(12/2/16 東京新聞)
【メソト(タイ北西部)=寺岡秀樹】日本政府は十五日、タイ北西部メソトで、日本移住を希望するミャンマー難民の面接を始めた。受け入れが決まれば九月末ごろ来日する。
二〇一〇年から試験的に始めた「第三国定住」制度に基づくもので、最終年となる今回は二家族十人が希望し、うち九人が面接を受けた。政府は当初、九十人を受け入れる予定だったが、今回の十人を含めても受け入れ人数は五十五人にとどまることになった。
十人は少数民族カレン人で、ミャンマー国境近くのタイ国内最大のメラキャンプで生活する。来日希望者の中から国連難民高等弁務官事務所(UNHCR)が事前に保護の必要性を判断し、日本側に推薦していた。
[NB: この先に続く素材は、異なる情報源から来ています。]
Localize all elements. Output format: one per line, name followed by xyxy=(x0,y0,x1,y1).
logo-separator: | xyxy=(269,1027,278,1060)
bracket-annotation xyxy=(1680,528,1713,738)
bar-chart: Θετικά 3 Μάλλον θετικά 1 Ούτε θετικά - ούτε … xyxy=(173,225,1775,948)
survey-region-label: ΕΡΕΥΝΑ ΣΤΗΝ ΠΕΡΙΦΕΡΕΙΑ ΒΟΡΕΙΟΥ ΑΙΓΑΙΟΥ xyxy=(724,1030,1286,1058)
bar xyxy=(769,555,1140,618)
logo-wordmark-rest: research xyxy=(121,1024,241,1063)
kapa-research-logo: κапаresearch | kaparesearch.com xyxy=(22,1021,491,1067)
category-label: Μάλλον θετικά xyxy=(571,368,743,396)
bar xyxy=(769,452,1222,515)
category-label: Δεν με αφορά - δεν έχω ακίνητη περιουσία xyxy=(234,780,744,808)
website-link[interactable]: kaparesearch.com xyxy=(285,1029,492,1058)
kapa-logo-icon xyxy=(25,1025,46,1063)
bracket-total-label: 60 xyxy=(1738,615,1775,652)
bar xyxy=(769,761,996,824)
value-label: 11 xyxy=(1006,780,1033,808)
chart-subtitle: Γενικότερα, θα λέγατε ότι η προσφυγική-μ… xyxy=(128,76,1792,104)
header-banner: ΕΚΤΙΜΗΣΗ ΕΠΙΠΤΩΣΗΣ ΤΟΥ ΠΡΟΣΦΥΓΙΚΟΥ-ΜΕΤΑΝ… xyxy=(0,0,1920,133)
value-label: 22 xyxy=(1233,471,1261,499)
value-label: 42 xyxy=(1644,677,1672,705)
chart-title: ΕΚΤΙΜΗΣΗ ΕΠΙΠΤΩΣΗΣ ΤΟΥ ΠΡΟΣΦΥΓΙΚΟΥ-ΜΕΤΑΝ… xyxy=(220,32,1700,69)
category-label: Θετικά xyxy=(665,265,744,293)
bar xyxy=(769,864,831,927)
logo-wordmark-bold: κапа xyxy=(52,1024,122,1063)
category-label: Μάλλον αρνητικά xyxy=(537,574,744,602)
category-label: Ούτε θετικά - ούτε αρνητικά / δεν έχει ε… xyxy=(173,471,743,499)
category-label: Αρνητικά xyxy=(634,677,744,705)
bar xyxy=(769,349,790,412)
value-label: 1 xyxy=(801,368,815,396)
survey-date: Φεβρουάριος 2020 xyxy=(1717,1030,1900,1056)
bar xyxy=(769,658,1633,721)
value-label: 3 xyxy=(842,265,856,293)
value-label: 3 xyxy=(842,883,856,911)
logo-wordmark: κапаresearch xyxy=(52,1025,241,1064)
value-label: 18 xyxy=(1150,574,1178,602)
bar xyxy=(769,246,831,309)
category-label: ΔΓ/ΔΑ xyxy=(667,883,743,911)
受け入れ人数が目標を大きく下回ったことについて、法務省入国管理局難民認定室は「検証の必要がある」とした。
【解説】厳格条件見直し必要
日本が試験導入した「第三国定住」制度。ミャンマー難民の受け入れ数は年々減り、目標を大きく下回ることになった。新たな難民政策を探る試みという意義が生かされたとは言い難い。
「日本に行くのは難しい」。こんなうわさがメラキャンプで広がっているという。原因は受け入れ条件の厳しさだ。
日本政府は家族連れに限定し、独身者や高齢者、子どものいない夫婦は採用していない。
法務省は「就職して定住が見込まれるのは支え合える環境の人」としているが、最初から”狭き門”とせず、広く受け入れる選択肢はなかったか。
また、来日審査は法務省、生活支援は外務省、就職は厚生労働省の管轄で、省庁ごとに取り組みに温度差がある。難民が直面する問題に政府が柔軟に対応できていたとは言えない。
タイの難民キャンプから昨年八千人を受け入れた米国に比べ、年間三十人とした受け入れ枠の少なさや情報開示の消極性から、制度の実効性には当初から疑問の声が上がっていた。検証と計画の抜本的見直しが必要だ。